In the preoperative area, I reexamine the patient and answer any last-minute questions. The nurse then moves the Athlete to the operative suite. Anesthesia consists of a nerve block and sedation. Though if requested, general anesthesia is an option.
- A skin crease incision is made between the internal and external inguinal rings.
- The subcutaneous tissues are divided.
- The superficial epigastric vein is ligated if necessary.
- The external oblique fascia is identified and followed inferiorly and medially to the external inguinal ring.
- The external oblique is usually torn and separated along its fibers, starting at the superior lateral border of the external ring. If necessary, this tear is extended superiorly and laterally to the level of the internal ring. The spermatic cord (the round ligament in women) is just deep to the external oblique. The spermatic cord is circumferentially dissected free at the level of the pubis. A Penrose drain is looped around the spermatic cord. The spermatic cord is then freed back to the level of the internal inguinal ring.
- The spermatic cord is explored. If there is an indirect inguinal hernia sac present, then this is separated from the cord, and a high ligation is performed.
- Using the Penrose drain, the spermatic cord is retracted inferiorly out of the operative field. The inguinal floor can then be inspected. The floor of the inguinal canal is usually thin and torn.
- The inguinal floor is reconstructed by suturing the aponeurosis of transversus abdominis muscle to Poupart’s ligament using interrupted sutures. The sutures dissolve with time. Any redundancy of the internal inguinal ring is repaired. The conjoined tendon is reconstructed at the same time.

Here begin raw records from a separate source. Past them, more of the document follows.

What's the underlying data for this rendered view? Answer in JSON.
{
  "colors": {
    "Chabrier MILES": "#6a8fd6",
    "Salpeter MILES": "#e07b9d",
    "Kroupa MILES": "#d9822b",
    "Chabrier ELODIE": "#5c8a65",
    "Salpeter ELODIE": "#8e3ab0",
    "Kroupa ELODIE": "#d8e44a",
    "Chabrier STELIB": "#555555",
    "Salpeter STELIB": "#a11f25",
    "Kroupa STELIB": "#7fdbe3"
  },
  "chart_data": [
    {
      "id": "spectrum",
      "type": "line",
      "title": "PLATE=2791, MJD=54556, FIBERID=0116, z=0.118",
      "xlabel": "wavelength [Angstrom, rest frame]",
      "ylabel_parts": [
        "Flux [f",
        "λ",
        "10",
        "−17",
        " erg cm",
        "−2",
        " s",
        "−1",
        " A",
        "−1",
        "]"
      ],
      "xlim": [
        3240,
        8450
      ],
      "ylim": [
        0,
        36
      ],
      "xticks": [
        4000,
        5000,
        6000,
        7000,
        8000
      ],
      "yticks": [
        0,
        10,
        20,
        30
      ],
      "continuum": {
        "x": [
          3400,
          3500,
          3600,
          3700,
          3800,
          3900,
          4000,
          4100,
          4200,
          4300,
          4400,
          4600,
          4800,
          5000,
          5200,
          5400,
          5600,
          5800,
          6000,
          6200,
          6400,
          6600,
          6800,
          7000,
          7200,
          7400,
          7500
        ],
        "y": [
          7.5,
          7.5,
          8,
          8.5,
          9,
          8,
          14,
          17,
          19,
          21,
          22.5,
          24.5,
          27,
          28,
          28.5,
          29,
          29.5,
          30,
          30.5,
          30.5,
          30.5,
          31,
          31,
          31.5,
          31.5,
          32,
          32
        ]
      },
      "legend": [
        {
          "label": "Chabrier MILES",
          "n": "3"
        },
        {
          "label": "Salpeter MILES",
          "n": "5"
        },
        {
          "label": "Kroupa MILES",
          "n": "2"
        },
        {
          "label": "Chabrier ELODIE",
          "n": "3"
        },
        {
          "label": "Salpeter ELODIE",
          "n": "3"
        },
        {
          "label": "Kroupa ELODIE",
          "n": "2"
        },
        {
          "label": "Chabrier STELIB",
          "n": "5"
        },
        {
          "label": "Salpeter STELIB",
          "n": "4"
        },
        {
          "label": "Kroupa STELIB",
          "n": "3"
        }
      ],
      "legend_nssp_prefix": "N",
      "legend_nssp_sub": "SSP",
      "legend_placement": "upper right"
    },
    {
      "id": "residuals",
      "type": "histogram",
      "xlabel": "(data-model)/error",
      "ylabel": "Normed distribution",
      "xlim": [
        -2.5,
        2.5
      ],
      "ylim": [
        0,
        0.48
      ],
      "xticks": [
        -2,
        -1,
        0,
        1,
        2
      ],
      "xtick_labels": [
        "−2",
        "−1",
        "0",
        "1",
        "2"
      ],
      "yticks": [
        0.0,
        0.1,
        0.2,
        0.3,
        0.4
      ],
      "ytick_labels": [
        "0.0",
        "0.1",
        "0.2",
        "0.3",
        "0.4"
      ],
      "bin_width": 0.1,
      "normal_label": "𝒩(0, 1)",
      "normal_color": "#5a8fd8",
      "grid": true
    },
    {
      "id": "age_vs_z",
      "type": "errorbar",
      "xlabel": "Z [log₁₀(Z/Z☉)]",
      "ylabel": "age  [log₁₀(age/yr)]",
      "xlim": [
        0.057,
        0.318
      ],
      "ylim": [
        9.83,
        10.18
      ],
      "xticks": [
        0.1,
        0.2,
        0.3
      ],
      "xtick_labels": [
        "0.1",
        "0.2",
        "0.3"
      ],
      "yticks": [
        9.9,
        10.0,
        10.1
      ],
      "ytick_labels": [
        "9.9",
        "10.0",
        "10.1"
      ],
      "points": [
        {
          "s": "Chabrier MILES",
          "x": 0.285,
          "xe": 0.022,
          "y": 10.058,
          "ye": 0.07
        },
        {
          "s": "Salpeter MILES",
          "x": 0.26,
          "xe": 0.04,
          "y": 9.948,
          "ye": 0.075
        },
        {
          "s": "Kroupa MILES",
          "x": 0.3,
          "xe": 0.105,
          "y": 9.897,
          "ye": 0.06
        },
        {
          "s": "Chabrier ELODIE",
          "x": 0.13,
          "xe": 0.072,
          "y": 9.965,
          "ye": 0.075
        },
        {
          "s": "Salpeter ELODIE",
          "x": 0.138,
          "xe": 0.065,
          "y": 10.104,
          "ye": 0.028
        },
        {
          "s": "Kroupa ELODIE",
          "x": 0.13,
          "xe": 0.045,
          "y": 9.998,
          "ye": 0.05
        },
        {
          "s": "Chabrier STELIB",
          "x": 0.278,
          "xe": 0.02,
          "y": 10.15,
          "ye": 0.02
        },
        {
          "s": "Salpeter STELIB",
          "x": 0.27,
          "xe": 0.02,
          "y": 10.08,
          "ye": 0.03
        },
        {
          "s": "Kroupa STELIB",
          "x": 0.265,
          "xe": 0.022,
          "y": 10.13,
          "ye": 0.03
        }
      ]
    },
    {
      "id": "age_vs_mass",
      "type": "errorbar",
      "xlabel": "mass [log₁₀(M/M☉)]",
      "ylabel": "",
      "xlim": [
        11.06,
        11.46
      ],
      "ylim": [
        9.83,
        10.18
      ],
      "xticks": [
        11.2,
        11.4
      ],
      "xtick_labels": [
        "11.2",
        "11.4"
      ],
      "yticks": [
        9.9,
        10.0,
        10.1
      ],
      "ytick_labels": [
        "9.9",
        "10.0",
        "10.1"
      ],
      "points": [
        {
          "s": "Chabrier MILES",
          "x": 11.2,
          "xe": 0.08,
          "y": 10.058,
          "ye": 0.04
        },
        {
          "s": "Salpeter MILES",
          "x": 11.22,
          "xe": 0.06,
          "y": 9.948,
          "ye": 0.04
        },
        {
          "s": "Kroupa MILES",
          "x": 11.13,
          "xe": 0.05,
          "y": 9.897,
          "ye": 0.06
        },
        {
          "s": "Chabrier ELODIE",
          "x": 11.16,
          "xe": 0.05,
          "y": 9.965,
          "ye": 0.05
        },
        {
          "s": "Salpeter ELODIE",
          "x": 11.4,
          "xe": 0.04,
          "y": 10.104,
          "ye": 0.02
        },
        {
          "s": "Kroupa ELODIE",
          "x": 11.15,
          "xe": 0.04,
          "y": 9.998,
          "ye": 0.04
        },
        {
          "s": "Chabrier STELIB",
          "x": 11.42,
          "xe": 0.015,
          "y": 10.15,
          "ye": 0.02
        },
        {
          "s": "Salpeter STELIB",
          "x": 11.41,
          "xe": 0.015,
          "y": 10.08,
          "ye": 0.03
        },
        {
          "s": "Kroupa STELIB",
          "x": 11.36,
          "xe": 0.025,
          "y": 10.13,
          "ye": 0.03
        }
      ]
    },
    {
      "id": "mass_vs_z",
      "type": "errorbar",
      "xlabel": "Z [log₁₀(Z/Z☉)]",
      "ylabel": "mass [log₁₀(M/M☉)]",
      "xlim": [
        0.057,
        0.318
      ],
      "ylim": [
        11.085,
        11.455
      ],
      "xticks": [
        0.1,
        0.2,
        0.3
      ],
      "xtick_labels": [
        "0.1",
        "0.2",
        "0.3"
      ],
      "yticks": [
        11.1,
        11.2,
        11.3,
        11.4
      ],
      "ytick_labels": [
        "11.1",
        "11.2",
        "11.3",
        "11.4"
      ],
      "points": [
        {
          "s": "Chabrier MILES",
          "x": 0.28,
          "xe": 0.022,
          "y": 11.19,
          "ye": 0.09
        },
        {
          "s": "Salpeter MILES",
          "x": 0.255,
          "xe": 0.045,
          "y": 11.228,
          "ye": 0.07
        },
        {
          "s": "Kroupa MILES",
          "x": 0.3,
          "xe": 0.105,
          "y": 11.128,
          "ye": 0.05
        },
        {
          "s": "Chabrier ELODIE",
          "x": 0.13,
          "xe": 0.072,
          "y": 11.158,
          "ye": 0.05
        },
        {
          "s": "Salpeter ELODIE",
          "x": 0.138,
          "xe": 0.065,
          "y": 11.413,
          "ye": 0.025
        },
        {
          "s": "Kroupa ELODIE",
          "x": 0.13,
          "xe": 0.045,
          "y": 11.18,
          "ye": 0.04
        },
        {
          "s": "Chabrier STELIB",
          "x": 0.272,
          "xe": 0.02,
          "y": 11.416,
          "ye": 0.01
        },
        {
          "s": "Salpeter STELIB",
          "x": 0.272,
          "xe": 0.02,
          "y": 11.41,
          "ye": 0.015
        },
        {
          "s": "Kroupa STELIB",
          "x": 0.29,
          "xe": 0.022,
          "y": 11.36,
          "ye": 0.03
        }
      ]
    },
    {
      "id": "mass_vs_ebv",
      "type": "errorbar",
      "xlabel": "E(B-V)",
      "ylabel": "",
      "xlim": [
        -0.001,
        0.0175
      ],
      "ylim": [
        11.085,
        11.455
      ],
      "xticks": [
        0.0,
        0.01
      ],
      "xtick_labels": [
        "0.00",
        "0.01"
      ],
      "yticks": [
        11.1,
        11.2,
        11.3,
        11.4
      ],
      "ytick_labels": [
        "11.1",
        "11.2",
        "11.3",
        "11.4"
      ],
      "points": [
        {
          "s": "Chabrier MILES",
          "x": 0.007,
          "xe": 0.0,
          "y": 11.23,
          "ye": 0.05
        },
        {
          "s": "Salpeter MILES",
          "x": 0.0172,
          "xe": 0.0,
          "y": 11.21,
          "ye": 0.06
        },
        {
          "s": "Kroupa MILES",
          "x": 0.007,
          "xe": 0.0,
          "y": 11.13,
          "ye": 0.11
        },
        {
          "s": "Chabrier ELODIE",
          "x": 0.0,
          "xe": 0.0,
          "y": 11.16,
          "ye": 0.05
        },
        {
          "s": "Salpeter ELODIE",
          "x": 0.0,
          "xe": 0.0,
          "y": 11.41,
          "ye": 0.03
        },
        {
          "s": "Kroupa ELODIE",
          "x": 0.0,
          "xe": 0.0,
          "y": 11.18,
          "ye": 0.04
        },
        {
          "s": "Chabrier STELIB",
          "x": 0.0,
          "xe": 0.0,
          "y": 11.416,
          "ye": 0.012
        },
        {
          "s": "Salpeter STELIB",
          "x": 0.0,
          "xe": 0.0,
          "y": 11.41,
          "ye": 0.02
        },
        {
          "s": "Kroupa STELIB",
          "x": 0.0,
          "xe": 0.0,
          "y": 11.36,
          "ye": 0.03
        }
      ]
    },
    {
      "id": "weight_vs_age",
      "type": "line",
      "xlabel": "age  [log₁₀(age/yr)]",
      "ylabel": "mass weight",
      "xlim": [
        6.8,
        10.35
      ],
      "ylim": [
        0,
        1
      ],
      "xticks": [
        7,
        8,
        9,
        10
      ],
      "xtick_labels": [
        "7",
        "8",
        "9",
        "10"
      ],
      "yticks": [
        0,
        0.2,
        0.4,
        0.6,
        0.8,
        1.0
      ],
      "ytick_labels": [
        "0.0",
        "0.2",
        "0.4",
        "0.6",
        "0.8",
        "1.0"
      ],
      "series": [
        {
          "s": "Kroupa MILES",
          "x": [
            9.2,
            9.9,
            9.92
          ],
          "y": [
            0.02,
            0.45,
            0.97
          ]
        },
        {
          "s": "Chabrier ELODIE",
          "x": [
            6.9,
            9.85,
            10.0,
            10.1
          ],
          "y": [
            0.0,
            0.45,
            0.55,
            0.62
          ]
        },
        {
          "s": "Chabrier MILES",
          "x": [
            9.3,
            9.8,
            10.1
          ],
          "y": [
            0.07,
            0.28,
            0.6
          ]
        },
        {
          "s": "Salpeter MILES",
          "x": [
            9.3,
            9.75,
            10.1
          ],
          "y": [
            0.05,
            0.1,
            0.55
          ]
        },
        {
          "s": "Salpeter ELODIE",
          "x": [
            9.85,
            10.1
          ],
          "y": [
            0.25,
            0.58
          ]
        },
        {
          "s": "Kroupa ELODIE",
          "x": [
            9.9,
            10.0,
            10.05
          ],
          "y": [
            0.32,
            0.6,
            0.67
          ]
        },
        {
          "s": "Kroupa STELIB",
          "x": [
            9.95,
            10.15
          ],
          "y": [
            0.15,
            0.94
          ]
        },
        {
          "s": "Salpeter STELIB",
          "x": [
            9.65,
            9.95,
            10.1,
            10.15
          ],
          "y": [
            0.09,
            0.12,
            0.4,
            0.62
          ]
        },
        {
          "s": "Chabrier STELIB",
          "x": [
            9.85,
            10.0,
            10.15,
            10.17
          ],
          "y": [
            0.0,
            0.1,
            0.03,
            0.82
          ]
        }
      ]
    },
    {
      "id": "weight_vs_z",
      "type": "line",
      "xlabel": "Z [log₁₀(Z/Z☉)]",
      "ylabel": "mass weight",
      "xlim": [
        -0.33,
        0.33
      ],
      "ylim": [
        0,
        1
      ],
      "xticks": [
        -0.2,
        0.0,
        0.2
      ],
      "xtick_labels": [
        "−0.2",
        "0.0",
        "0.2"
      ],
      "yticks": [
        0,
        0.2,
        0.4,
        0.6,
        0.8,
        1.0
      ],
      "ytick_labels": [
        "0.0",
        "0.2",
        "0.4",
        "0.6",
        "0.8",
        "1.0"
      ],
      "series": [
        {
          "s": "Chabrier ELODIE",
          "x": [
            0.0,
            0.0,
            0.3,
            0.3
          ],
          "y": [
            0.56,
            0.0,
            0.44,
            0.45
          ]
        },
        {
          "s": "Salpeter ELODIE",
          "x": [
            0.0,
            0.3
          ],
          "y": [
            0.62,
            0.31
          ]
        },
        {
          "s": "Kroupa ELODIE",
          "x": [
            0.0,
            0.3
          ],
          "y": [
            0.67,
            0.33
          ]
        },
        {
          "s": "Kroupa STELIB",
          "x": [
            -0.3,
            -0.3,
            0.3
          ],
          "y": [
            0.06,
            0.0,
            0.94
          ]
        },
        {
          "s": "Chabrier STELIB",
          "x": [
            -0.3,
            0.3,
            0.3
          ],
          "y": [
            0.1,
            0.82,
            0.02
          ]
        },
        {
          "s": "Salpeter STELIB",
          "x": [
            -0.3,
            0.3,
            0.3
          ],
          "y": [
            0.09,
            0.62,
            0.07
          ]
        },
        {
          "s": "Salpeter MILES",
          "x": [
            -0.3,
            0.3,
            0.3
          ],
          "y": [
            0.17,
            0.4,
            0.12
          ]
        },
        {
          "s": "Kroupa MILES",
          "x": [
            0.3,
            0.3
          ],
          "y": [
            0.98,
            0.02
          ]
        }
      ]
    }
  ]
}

- Next, the inferior leaf of the external oblique fascia and the superior left of the external oblique are overlapped. The imbrication completely closes the external inguinal ring at its usual position. This closure reinforces this region and decreases the recurrence rate.
- The spermatic cord is left in the subcutaneous tissues.
- The subcutaneous fascia and skin are closed with absorbable sutures.